Inchinandosi a Trurl, il nuovo venuto rivelò che in realtà era costituito di due personalità, la semisfera alta e quella bassa: quella alta era chiamata Sincronico, e quella bassa Sinfonico.
A Trurl parve un ottimo sistema per costruire gli esseri intelligenti: dovette ammettere di non avere mai conosciuto una persona così ben disposta, così precisa e con un così bel riflesso sulla superficie esterna.
Lo straniero ricambiò il complimento lodando la bella presenza di Trurl, poi venne allo scopo della sua visita: si presentò come intimo amico e leale servitore del famoso Re Genius e disse che voleva ordinargli tre macchine capaci di raccontargli storie.

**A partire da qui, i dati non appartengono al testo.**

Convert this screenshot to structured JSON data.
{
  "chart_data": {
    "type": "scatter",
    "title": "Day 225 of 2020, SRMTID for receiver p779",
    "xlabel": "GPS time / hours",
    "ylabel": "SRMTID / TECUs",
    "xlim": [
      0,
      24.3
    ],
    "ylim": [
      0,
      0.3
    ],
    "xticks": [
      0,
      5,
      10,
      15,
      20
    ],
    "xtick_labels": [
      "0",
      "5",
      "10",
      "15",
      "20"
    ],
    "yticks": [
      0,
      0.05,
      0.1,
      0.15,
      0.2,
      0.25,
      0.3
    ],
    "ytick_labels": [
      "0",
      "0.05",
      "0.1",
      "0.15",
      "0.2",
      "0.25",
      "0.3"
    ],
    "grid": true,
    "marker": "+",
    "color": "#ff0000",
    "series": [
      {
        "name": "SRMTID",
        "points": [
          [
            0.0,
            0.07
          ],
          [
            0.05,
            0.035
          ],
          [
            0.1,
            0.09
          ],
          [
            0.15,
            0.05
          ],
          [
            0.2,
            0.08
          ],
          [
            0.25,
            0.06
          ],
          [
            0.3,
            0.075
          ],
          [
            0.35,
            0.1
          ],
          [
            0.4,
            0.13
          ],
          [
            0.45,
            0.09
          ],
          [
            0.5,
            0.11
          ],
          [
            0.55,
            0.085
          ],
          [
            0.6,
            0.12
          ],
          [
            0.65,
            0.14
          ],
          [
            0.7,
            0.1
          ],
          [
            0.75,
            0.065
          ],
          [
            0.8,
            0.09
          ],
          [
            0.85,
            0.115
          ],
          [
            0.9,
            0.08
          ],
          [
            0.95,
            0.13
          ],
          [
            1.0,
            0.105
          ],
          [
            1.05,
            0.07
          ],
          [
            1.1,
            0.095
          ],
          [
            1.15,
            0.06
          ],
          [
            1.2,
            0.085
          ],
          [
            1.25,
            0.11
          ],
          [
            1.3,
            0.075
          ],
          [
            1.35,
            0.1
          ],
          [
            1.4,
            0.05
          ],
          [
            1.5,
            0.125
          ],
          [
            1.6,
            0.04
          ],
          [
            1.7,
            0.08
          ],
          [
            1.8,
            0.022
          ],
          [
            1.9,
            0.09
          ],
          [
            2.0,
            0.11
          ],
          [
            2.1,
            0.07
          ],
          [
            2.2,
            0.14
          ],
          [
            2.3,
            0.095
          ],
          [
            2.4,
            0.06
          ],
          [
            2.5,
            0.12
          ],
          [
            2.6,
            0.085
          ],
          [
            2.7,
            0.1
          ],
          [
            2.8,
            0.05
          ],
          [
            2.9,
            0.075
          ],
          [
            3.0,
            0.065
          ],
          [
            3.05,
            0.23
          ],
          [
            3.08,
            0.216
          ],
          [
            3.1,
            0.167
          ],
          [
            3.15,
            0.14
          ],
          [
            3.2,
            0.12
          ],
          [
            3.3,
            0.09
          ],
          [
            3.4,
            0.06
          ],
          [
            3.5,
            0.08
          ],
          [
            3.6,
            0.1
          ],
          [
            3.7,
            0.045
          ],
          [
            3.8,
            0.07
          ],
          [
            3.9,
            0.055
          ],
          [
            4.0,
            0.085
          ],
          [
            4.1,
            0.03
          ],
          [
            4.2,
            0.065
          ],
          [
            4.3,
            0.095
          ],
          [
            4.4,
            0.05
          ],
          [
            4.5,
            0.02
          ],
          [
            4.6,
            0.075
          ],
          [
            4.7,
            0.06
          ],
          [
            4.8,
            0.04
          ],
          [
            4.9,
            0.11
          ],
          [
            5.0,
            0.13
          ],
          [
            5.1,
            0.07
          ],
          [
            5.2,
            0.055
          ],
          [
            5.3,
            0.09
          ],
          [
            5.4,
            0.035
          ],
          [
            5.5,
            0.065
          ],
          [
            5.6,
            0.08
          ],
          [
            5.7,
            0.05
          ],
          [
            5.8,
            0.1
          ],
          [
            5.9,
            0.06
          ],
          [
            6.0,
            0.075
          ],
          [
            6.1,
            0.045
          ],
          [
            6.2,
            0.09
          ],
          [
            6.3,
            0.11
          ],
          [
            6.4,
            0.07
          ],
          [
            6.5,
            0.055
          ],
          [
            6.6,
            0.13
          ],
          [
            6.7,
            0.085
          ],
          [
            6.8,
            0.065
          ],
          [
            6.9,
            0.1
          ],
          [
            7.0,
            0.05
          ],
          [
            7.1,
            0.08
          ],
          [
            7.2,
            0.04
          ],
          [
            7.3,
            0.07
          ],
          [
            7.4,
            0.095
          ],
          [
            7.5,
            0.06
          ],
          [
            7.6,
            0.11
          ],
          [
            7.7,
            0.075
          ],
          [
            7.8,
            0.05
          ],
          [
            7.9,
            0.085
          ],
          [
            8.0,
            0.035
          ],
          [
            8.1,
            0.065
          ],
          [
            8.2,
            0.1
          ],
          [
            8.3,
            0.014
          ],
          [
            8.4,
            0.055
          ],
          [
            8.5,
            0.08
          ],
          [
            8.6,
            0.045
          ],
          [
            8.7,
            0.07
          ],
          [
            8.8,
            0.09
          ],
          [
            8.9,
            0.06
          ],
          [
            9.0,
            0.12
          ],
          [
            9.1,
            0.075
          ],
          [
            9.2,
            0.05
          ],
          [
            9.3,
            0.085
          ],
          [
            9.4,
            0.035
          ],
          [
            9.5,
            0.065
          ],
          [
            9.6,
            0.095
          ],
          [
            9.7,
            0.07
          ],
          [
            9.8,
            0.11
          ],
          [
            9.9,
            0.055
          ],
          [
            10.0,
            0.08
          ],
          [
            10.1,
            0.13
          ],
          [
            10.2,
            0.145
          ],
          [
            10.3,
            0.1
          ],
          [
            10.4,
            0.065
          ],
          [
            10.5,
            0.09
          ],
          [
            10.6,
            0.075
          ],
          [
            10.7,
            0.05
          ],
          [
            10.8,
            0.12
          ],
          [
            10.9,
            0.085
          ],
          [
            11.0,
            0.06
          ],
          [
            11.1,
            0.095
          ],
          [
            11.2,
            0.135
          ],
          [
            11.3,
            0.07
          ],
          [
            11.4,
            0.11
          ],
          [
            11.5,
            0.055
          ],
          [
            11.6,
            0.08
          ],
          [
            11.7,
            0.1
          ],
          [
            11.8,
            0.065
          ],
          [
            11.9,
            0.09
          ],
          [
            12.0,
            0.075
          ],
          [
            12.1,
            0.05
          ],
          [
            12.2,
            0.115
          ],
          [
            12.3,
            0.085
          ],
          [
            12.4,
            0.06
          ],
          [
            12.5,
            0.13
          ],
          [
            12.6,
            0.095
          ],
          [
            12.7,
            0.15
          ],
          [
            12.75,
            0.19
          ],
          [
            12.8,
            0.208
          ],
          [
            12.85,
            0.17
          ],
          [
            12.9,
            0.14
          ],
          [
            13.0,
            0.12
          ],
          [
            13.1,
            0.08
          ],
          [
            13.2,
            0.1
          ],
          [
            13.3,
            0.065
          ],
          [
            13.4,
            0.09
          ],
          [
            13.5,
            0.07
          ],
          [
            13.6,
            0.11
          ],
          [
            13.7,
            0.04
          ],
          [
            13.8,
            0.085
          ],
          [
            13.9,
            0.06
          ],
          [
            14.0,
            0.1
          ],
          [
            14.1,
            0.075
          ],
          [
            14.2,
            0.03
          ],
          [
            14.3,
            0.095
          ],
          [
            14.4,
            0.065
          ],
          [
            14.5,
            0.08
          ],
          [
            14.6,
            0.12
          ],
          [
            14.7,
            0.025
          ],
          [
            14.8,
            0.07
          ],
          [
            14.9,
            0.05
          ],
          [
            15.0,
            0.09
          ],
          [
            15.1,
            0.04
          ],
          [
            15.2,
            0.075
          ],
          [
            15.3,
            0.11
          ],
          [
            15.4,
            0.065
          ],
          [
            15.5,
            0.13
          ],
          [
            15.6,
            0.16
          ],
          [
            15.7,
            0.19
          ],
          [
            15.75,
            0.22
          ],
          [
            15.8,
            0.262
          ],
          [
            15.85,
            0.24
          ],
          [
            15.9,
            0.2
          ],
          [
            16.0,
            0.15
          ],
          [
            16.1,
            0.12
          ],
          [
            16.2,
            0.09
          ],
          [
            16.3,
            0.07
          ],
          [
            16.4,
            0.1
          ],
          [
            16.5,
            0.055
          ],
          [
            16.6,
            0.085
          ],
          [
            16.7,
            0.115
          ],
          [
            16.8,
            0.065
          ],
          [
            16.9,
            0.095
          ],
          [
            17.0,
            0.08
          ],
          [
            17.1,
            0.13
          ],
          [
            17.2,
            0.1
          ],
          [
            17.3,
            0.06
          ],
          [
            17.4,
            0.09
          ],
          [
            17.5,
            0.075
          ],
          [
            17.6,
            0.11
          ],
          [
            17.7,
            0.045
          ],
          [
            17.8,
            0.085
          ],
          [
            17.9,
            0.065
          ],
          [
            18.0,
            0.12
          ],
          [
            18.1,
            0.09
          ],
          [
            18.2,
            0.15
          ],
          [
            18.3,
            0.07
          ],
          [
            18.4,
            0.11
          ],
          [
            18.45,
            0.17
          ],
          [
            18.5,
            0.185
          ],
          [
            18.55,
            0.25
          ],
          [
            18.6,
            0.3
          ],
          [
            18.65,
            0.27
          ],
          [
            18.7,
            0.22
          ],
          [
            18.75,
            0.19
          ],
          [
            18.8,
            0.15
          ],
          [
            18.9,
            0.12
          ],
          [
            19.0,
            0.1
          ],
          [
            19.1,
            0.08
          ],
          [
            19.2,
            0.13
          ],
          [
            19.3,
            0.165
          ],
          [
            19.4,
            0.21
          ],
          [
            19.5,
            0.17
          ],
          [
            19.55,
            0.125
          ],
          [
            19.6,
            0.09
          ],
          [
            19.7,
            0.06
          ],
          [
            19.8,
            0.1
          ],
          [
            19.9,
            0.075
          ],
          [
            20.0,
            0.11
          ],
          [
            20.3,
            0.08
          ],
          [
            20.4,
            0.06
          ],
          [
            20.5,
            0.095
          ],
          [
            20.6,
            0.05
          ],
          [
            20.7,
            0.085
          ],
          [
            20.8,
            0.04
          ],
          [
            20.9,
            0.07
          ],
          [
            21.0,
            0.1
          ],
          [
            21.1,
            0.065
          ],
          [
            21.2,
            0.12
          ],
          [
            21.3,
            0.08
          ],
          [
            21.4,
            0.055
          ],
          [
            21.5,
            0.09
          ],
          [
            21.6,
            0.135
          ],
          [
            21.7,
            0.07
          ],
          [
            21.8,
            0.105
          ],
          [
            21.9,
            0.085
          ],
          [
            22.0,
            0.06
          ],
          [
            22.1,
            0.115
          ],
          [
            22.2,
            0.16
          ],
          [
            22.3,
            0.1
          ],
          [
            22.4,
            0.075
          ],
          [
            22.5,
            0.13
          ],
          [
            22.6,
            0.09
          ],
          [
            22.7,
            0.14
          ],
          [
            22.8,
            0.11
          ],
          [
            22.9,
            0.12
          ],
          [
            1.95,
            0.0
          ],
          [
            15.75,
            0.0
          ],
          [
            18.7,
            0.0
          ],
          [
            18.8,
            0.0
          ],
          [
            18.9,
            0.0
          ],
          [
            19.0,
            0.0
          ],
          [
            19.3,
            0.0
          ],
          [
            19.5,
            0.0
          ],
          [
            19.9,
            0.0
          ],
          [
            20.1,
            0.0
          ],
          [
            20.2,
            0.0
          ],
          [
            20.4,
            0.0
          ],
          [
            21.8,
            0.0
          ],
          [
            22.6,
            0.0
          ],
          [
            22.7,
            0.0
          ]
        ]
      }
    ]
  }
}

«Il nostro grande Re e sovrano» spiegò «da tempo si è allontanato dalle attività di regno e di governo: un’abdicazione totale, cui è stato spinto da una saggezza raggiunta con l’attento studio di questo e di altri mondi. Lasciato il suo regno, si è ritirato in una caverna asciutta e ben arieggiata, e laggiù si dedica alla meditazione. Eppure, a volte la sua disposizione di spirito lo porta alla tristezza e all’autocompatimento, e in quei casi la sola cosa in grado di consolarlo sono le storie: storie nuove e inconsuete. Ma, ahimè, i pochi di noi che sono rimasti fedelmente al suo fianco hanno finito da tempo tutte quelle che conoscevano. Ci rivolgiamo perciò a te, o grande costruttore, perché tu possa divertire il nostro Re con quelle macchine che tu sai costruire tanto bene».